A COMPOSER'S BLOG

Tony Haynes, composer/creative director of the Grand Union Orchestra, tells the inside story of his music for the orchestra, its musicians and colourful history.

28: On the Edge

Towards the end of November, Grand Union makes a welcome return to the historic and gloriously atmospheric Wilton’s Music Hall with a typically ambitious programme that displays the whole range of the Orchestra’s current work. Billed as a ‘four-day world jazz festival’, On the Edge provides on successive nights an opportunity to jam with GUO musicians, dance to their music from around the world, hear singers from six different countries and catch some great jazz soloists in a global big band setting.

Wilton’s is not just East London’s most attractive gig venue, however. Situated at the Tower Bridge end of Cable Street, it is redolent of the history of the East End, particularly the notorious Battle of Cable Street itself, when in 1936 Oswald Mosley and his Blackshirts, threatening the local, long-established Jewish population, were forced to abandon their march through Whitechapel and Stepney in the face of powerful popular protest. Grand Union and its Youth Orchestra took part in commemorating the 75th anniversary of this event at Wilton’s – one of the most intensely moving performances I have ever been involved in.

But history doesn’t stand still. Fascism and racist demonstrations continue to foment in East London, stirred up by the National Front, the BNP and most recently the English Defence League; their favourite target these days is ‘Islamists’, the very substantial Muslim population in the area (the London Mosque is also nearby). So far, they too have always been repelled by popular revulsion and effective public protest and counter-demonstrations, but in the present social and economic climate we should not be complacent.

I have often spoken of the ‘authenticity’ of Grand Union’s music – performed by singers and musicians who have directly experienced the kind of events they portray or lived the stories they tell. Many venues have an ‘authenticity’ too, and suggest material and a style of performance that suits them. The Cable Street anniversary event was so moving for this reason: Wilton’s feels the right place to perform songs that express the history of East London, its mixed demographic and its record of protest and stand against injustice.

This is why this song came to mind, why I am writing this post around it, and why I shall include it in the programme for On the Edge.

Silence is Consent

Silence is Consent comes from Freedom Calls, and on the CD the first verse, sung unaccompanied,  is used to link two earlier numbers:

SiC-1

The ‘composition tip’ here is not about musical detail, but an unusual approach to song-writing.

This is one of those songs where the expression of the music is quite deliberately at odds with the meaning of the lyrics. It’s a technique that I favour often – a version of Brecht’s ‘alienation effect’, and therefore not surprisingly characteristic of a lot of Kurt Weill’s songs.

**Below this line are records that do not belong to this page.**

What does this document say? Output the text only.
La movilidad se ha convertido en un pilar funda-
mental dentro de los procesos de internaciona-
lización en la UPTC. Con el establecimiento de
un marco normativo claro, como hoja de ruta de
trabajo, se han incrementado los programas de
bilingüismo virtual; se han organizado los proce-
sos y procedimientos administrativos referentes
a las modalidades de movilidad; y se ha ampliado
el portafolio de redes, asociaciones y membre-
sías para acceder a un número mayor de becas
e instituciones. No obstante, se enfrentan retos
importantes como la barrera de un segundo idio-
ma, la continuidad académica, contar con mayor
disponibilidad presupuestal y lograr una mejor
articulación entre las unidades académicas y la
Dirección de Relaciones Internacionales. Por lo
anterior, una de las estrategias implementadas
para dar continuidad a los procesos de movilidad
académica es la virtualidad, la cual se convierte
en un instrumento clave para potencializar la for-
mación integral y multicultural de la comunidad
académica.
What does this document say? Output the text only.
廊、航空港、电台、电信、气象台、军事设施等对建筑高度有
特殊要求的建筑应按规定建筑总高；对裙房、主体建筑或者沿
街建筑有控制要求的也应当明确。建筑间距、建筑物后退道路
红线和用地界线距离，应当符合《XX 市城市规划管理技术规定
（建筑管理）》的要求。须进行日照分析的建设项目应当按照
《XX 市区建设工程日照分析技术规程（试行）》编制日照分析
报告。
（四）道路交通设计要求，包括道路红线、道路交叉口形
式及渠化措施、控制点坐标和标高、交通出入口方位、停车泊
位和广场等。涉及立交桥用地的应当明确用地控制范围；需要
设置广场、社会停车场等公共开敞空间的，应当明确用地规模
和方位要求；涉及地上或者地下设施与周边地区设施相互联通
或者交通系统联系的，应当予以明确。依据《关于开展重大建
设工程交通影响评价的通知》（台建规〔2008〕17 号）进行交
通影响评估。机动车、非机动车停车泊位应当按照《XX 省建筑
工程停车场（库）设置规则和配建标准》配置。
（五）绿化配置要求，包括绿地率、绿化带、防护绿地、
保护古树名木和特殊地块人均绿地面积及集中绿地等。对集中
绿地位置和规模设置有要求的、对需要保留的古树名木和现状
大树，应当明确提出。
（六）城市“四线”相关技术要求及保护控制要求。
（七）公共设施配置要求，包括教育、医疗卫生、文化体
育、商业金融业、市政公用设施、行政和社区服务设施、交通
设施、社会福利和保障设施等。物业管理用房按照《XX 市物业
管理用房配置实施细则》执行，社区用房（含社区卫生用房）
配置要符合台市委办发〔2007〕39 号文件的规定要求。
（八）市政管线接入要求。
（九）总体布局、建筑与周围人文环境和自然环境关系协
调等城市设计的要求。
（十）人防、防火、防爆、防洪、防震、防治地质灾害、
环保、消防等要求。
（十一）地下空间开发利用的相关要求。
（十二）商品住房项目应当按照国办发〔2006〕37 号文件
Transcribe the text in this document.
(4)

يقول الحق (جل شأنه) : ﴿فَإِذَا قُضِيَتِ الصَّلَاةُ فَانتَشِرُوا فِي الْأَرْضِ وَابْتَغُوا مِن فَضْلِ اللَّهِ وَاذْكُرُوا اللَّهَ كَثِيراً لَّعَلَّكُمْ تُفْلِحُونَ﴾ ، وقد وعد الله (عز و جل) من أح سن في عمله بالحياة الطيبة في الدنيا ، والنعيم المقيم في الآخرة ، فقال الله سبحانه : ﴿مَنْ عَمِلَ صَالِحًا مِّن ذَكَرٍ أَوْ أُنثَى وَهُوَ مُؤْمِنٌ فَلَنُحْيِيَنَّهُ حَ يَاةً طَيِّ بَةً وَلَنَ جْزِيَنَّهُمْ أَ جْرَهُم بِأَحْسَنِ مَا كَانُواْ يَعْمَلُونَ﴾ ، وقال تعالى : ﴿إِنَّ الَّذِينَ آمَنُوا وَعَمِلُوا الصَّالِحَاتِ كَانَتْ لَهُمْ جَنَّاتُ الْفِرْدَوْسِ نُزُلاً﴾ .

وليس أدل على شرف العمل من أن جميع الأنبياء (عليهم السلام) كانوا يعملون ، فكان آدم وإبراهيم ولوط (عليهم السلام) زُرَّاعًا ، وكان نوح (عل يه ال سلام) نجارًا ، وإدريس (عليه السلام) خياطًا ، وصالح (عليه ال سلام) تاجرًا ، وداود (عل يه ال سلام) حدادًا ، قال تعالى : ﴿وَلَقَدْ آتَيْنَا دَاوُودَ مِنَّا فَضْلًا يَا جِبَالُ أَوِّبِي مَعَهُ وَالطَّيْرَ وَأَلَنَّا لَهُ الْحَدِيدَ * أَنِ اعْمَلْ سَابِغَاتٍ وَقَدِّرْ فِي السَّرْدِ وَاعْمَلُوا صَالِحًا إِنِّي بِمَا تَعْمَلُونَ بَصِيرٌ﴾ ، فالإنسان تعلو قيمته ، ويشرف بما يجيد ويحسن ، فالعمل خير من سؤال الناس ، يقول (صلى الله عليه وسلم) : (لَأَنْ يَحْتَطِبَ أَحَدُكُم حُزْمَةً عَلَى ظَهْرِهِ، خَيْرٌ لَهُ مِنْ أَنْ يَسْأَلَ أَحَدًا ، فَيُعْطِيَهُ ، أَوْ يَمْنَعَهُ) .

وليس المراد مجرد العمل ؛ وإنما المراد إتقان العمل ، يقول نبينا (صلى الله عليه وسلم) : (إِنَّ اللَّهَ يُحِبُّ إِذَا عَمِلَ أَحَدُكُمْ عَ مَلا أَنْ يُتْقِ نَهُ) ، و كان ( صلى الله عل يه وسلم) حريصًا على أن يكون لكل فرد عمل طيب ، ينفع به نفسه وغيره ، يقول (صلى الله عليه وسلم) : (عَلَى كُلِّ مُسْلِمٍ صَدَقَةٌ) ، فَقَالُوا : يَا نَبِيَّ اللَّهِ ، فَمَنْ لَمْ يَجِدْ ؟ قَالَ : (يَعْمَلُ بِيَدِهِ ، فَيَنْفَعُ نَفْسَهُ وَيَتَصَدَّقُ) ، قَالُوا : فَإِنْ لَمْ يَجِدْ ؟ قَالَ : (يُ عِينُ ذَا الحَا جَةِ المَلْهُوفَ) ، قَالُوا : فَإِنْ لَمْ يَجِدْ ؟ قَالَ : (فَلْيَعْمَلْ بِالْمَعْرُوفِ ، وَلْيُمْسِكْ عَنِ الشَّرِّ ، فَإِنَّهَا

Rather than respond directly to the stridency and shoutiness of the words, I thought it would be more effective to make the song deceptively romantic, a kind of lullaby; that way, what the words are actually saying comes out more starkly against the soft textures, and throws their ‘message’ into greater relief.

To compound the effect, the introduction (the first minute or so) is very spacy and almost lush, led by panpipes (played, poignantly, by Chilean exile Vladimir Vega – see also Post 26 and Post 11) over bells, vibraphone and lyrical bass guitar (the great Keith Morris) based on an A minor (Dorian mode) scale and the simple Am-D chord changes which open the song. Then the voice comes in, with trombone obbligato; here is the complete second verse and chorus:

SiC-2a

SiC-2b

The harmony is unusual but simple, providing a basis for the contrapuntal textures The chorus is distinguished by the intertwining women’s voices, sustained chords in brass and wind, and especially the unusual addition of steel pans to the mix. A solo flute (which you can just hear playing a simple swaying figure against the voice in both verses) plays a short link into the third and final verse (sung by Vladimir), a little sparer and more direct with the addition of a tolling bell:

SiC-3

Note

Silence is Consent is sung here by Josefina Cupido, who was a member of my first independent band RedBrass which toured in the late 1970s. She is also a very fine drummer and percussionist, a founder member of the celebrated and pioneering women’s jazz group The Guest Stars. Jo performed in several early Grand Union Orchestra shows (A Book of Numbers, Freedom Calls), and in Can’t Chain Up Me Mind (toured 2007, commemorating the 200th anniversary of the abolition of the slave trade). It’s great to welcome her back again for On the Edge, and indeed to hear her sing Silence is Consent once more!